"+=" does not work correct all alogn

Benjamin Kaplan benjamin.kaplan at case.edu
Wed Jan 18 13:23:02 EST 2012

On Wed, Jan 18, 2012 at 4:52 AM, Wilfried Falk <w_h_falk at yahoo.de> wrote:
> Hello Pythons,
> attached to this email is a pdf-file which shows, that  "+=" does not work
> well all along. Mybe somebody of you is able to explain my observations in
> this respect. I will be glad about an answer.
> Best regards
> Wilfried

Please do not send attachments to the list. Besides the fact that it's
annoying and there's no reason to do it, the list is also available as
a Usenet group and I'm pretty sure the gateway doesn't keep
attachments. Also, it makes it more difficult for us to respond to
you. Common courtesy on this (and many other) groups is to quote the
relevant text that we're responding to. It makes it easier for people
to follow the conversation, especially when threads get bigger.

>Hello Pythons,
>my Python is a download of your Python3.2.2 Windows x86 MSI Installer. What I want to
>report is, that "+=" does not work correct all along.
>1.) For identifier += 1 you sometimes get print(); identifier = identifier + 1
>What means that there is a prior print(). I could not find out a rule for when this happens --- but it
>does. By replaceing identifier += 1 with identifier = identifier + 1 the malfunction (print()) allways

If this was an actual bug in Python, a lot of other people would have
noticed it. Since you're the only one with the problem, it probably
has something to do with your code and not with Python. Please post an
example showing the problem.

>2.) Another "mystery" is shown by the code below.
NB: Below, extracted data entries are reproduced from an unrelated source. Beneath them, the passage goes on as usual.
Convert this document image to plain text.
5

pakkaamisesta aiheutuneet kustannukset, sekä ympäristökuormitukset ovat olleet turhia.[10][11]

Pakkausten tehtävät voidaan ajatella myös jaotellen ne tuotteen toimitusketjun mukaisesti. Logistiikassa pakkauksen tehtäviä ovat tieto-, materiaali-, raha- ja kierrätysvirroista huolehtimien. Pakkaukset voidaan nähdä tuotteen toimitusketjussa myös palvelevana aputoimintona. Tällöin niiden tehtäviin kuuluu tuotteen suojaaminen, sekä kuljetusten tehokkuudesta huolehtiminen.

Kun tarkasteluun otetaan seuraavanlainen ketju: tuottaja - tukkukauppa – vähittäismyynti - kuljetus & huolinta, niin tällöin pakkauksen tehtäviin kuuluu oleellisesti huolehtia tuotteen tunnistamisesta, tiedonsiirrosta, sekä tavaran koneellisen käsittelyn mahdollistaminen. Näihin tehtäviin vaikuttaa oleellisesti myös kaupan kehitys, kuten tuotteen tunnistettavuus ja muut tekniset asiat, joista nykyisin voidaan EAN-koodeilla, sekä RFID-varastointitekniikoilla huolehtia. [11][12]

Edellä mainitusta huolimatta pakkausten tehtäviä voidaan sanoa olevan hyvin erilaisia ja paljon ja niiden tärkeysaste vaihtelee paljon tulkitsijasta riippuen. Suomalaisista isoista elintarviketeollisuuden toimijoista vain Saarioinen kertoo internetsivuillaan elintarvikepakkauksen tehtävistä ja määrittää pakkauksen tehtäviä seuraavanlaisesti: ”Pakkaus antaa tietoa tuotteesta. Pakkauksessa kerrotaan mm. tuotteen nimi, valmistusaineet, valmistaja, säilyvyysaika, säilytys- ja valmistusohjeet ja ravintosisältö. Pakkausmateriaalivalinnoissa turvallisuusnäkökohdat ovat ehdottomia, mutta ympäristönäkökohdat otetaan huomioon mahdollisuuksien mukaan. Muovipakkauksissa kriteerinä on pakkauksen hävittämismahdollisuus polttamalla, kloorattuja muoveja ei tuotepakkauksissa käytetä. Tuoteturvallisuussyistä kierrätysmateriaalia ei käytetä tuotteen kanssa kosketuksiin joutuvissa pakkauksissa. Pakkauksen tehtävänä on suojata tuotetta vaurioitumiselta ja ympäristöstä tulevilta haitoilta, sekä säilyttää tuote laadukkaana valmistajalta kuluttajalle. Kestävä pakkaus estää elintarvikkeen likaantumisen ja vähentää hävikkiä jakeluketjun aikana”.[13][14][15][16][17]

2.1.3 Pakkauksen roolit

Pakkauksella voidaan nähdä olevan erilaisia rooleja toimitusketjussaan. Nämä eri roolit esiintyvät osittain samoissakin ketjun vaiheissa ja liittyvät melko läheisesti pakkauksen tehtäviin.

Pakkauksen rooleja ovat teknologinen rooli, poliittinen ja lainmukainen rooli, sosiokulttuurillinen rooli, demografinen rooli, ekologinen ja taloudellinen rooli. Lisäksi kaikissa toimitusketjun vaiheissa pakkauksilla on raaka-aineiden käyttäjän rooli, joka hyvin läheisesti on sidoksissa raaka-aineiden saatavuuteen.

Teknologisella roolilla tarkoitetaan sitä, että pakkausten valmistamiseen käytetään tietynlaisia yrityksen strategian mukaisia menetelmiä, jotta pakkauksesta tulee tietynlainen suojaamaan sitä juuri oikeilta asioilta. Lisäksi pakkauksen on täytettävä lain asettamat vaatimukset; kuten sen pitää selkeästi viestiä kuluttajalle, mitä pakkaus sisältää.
There _list += [something] is not the same
>as _list = _list + [something].
>def conc1(a, _list = []):
>    _list = _list + [a]
>    return _list
>def conc2(a, _list = []):
>    _list += [a]
>    return _list
># Main Program
>for i in range(4):
>    _list = conc1(i)
>    print(_list)
>for i in range(4):
>    _list = conc2(i)
>    print(_list)
>In the first case the result of print(_list) is:
>In the second case the result of print(_list) is:
>[0, 1]
>[0, 1, 2]
>[0, 1, 2, 3].

a += b and a = a + b are not the same thing. In Python, a += b is the
same thing as a = a.__iadd_(b) while a = a + b is a = a.__add__(b).
Like in many other languages, += on objects is an in place operation-
it mutates the original object (except in cases of immutable objects
like ints). On the other hand, a + b creates a new object with the
value of a + b.

So in the case of conc1, you're generating a new list each time and
leaving the original list (stored in conc1.func_defaults[0] but you
shouldn't touch that) alone.  In conc2, you're modifying the list so
the changed list is shared between calls of the function.